You’re not going to believe this one….
I got a call from a long-time customer of my employer ( it was my turn with the pager 🙁 ) at approx 3:00am on Monday 20/12/2004 reporting that a SCO machine on their network had gone down and that their investigations pointed to our machine ( also running SCO ) as the culprit.
As the machines in question had been installed and running for approx 6 years and neither machine had been modified in quite some time, I was to put it mildly, sceptical of their conclusions.
After a day of sifting through the system, application and other logs ( thanks mostly to the excellent sar utility from the Sysstat tools ) I came to the conclusion that one or more processes on our system had suddenly become very active, but I was unable to determine the identity of the culprit.

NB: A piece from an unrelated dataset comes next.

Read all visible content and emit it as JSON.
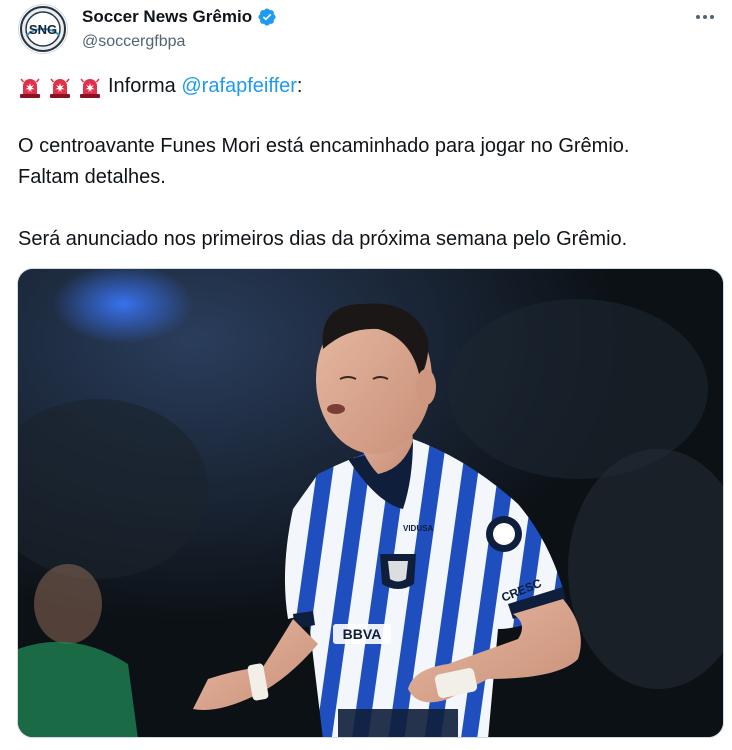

One thing I did notice was that the uptime was approx 248 days.
I passed the analysis on to a colleague who found that there is a known bug ( OSS456B ) in some versions of SCO OpenServer that result in unpredictable behavior once uptime exceeds 248 days, some sort of internal integer overflow error.
In the case of our machine, once the magic number was hit it started broadcasting packets to any SCO Licence daemons on machines connected to the network at an enormous rate effectively mounting a DoS attack on any machines listening on the desired port.
Wow! That is incredible. As a programmer (and I use the term advisedly) that is the kind of bug you don’t need.